Looking to hire a PERL guru

Paul Seamons paul at seamons.com
Wed Jan 17 17:39:01 MST 2007

On Wednesday 17 January 2007 4:13 pm, Jesse Stay wrote:
> On 1/17/07, Paul Seamons <paul at seamons.com> wrote:
> > Generally, those that get uptight about it probably are not the ones you
> > want to be working with.  Attention to detail is good.  Attention to
> > minutia is generally bad.  Be broad in what you accept and strict in what
> > you emit.  Add any other applicable cliche here.
> Um, I disagree here.  Some of the smartest Perl programmers I know
> (Including Randall Schwartz) are known to be picky about it.

Bingo.  I know that Randall is brilliant.  Randall is great at making things 
work.  He is fine at helping to build community.  I also know that I wouldn't 
want him working for me (and my make-believe company).  If you watch 
Randall's posts on perlmonks, he has softened and matured over the years.  He 
doesn't appear to be as picky about the issue as he once was.  Isn't it great 
that we can learn over time.

Being a smart Perl programmer doesn't mean somebody will be a good employee.

> The question becomes, do they know why they are picky about it?

The majority of people being picky about it have little reason to be picky 
about it.  Randall has been around plenty long to have every right to be 
picky.  Anybody being solicited for a Perl job on this list has not been 
writing perl long enough to be picky.  I'd say the number of people who can 
be picky about it is under 50 world wide - and that would be limited to the 
core contributors to Perl 5 and earlier.  Everybody else is too much a 
beneficiary to be able to set policy for Perl culture, or even try to enforce 

> It's often those that have been programming it for years, have written
> about it, have helped evolve the community, etc. that are the most
> picky.

Three or four old timers on perlmonks doesn't qualify as "most".  Also 
important to note: though there is some overlap, the community of 
perlmonks.org is not the Perl community.

> If you want those types, I suggest you be picky about PERL vs. 
> Perl or perl.

When I am speaking about Perl or perl "I" am specific.  When I'm listening to 
somebody else, I really don't care how they place the case.  I'd much rather 
listen to what they are saying than how they are "saying" it in text based 
message.  Somebody who is picky about things that don't matter is most likely 
not going to be concerned about the things that I am concerned about.

> Most of the Perl programmers I've met that are picky 
> about it are only trying to defend the community they have long
> programmed in.

Most of the ones I've met are really just being picky.

Many, if not most are trying to earn points on perlmonks.  Or in an odd 
psychological exchange are trying to earn karma back for karma that they lost 
the first time that they posted PERL to perlmonks.

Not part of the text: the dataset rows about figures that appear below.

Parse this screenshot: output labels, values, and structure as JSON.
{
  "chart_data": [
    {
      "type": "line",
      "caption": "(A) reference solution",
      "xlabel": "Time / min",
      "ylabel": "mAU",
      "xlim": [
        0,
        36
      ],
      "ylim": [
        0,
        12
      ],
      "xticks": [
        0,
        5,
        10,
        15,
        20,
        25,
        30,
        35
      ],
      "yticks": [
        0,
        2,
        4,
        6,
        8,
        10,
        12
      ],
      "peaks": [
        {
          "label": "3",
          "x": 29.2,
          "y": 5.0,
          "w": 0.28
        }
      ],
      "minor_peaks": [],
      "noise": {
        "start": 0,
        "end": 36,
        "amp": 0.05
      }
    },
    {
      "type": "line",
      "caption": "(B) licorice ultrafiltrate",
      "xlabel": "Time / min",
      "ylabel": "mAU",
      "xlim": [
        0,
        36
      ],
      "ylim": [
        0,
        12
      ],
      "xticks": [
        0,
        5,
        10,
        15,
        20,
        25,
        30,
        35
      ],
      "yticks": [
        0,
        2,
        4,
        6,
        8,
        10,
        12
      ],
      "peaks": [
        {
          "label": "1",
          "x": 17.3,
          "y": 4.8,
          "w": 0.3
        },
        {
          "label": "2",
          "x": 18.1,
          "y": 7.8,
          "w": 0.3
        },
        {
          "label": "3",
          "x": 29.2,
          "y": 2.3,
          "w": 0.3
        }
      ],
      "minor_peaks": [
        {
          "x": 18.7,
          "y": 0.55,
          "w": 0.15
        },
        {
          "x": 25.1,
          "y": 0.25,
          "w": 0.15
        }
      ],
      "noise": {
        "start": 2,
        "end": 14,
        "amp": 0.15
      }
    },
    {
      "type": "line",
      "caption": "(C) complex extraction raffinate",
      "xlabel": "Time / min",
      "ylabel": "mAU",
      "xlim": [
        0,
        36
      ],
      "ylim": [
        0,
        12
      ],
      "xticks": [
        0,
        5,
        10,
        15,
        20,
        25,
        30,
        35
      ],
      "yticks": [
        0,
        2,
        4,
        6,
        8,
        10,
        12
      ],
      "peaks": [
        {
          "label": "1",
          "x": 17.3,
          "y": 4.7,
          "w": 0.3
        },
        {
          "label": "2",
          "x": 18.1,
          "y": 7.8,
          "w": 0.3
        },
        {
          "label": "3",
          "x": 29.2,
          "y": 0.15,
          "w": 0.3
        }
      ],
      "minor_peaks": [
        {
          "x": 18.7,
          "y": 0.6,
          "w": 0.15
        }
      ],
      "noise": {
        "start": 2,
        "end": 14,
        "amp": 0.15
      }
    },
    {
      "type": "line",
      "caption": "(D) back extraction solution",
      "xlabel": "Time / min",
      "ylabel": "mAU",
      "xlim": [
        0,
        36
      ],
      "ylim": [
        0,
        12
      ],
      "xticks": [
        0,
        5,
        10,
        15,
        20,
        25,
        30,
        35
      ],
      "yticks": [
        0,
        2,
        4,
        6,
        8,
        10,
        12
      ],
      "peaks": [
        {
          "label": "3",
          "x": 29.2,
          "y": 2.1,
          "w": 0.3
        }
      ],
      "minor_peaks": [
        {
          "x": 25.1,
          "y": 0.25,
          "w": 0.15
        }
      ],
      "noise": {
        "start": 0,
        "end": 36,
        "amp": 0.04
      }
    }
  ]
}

> If you want to name it how it was originally spelled, you should call
> it "Pearl", which Larry Wall named after "Parable of the Pearl".  He
> realized before it was launched however that there was already a PEARL
> language so he named it "Perl".  It has since been adapted as "Perl" 
> when referring to the language, and "perl" when referring to the
> interpreter.

Thank you for helping me with the history of Perl.

I don't recall Larry getting up in arms about the case of Perl.  He may have 
given corrections in rare occasions and I'm sure he has even authored 
instructions about how you "should" use the word Perl in different 
situations.   Based on watching his responses on mailing lists and at 
perlmonks, I don't think he really cares about this argument.  Any new 
mailing list poster who is new to perl mailing lists or community who 
unwittingly spells perl wrong in a question to Larry amazing has Larry answer 
his question - not dwell on how he spelled perl wrong.  The best way to 
isolate a newcomer is to throw culture police idioms at them.

> While PERL has many possible acronyms, most seasoned 
> veterans won't even consider your posting if you list it as "PERL".

I hope you aren't speaking for the seasoned veterans.  Seasoned veterans who 
don't know how to help somebody who doesn't know better aren't the ones that 
are good at building a community.

> It's a community thing.

It is a thing which I abide (as in I am strict what I emit) but I do not 
enforce (as in I am broad in what I accept) because I am contributing to the 

Thank you for helping me clarify things.